The first row of the result $\ result_{0} = N[0]\ xor\  N[3] == 0$, which is the xor of non-zero index in the first row of matrix $M$  
Similarly, the second row $\ result_{1} = N[0]\ xor\ N[4] == 1$  
Now if we want to calculate $A \cdot s^{T}$ in the fisrt step of the algorithm, the most efficient way is to find the non-zero position of the first line in matrix $A$, and then xor them. In the base matrix $A$, the non-zero elements are 94, 73, 55, 83. When the expansion factor $z$ equals to 24, the non-zero position could be calculated which equals to 47, 66, 205, 236 respectively. So the first line of multiplication of $A \cdot s^{T}$ equals to $$ result_{0} = s[47]\ xor\ s[66]\ xor\ s[205]\ xor\ s[236]$$
The calculation of every line in matrix $A$ is independent, which means that the calculation could be done parallelly. All multiplications could be done in the same way. For this method, the position of non-zero position in each submatrix needed to be pre-calculated. This is simple by using matlab or python.

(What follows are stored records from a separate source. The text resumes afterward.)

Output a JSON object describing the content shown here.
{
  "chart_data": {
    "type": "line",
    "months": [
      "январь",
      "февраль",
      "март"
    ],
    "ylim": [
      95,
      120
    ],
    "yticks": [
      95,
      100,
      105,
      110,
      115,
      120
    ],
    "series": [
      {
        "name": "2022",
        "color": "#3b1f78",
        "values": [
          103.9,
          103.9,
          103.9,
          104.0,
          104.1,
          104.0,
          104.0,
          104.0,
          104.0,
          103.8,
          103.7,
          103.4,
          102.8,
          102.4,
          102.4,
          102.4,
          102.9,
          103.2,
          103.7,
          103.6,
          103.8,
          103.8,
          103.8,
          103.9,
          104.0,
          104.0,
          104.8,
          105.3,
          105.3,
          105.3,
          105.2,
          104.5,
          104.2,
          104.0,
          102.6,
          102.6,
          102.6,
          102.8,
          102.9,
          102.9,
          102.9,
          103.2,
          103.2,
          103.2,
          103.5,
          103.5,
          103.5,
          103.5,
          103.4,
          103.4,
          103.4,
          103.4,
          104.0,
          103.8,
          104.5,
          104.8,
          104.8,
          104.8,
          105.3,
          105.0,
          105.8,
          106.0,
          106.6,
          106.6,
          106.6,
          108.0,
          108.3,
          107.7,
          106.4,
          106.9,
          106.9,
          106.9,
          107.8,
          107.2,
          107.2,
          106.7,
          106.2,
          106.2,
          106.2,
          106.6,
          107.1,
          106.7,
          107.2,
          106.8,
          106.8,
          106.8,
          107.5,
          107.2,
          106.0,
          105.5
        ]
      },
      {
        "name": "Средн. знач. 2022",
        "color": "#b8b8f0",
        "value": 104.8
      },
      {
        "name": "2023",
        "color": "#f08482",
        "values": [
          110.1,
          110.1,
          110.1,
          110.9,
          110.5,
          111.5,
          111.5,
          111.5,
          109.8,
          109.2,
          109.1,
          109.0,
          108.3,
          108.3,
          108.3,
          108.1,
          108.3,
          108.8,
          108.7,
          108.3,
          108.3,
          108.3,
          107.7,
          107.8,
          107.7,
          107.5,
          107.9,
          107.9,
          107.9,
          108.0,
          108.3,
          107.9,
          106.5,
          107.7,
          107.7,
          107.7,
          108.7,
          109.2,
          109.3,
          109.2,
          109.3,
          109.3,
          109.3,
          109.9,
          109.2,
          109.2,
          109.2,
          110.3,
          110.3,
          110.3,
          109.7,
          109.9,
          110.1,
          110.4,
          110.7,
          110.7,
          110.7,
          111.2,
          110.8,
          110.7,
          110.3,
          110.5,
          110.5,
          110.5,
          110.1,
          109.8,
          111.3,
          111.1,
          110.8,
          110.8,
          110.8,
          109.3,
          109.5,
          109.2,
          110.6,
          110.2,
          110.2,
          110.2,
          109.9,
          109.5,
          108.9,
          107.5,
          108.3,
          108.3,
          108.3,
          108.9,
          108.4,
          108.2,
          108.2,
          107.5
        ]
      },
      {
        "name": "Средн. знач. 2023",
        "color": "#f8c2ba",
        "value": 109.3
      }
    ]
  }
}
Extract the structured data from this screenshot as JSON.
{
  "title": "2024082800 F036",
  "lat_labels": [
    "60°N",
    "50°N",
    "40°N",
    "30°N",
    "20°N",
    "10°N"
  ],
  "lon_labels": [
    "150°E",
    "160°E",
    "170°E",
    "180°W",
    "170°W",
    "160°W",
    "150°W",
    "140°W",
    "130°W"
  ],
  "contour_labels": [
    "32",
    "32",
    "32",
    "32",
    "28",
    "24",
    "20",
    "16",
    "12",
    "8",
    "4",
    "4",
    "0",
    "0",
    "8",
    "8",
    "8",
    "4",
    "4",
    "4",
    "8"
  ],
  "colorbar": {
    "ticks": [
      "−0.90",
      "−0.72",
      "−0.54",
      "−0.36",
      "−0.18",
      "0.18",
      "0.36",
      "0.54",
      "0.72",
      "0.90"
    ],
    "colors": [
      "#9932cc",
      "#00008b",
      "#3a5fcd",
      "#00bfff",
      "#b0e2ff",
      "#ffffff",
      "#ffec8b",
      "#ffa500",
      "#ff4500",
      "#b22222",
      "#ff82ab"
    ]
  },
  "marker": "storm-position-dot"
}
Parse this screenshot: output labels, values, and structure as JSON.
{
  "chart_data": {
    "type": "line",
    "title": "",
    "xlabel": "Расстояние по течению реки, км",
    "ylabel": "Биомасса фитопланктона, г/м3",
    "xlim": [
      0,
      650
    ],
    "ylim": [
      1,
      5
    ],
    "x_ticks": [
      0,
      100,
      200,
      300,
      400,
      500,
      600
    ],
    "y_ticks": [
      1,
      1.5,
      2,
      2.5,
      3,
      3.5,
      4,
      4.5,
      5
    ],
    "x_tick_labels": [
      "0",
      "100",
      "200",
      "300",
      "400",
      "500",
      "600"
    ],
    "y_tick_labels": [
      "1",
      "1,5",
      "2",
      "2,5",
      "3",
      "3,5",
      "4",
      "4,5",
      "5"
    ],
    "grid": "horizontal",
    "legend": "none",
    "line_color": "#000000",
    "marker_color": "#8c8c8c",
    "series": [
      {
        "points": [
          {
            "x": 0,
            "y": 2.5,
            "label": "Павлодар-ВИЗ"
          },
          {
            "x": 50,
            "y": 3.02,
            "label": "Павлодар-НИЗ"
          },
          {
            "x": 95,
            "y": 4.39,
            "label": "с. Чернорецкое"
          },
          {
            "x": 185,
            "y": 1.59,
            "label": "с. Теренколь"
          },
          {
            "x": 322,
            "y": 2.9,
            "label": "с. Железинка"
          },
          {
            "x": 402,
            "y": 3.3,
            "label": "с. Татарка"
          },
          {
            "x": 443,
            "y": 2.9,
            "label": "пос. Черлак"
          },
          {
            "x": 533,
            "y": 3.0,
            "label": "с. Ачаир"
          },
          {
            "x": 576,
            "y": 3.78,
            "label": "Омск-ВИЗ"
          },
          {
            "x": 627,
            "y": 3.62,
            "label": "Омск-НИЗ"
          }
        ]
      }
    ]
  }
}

In order to improve the throughput, some optimization should be considered and the structure should also be pipelined as followed.
![](pipe.png)

The blue path is the critical path of the circuit. In order to improve the throughput, two registers need to be placed. If the algorithm is fully parallelized, the register is mainly for storing the temp data and wait until the calculation from the critical path is finished. After $p1$ and $p2$ are calculated, the codeword is {$u, p1, p2$}.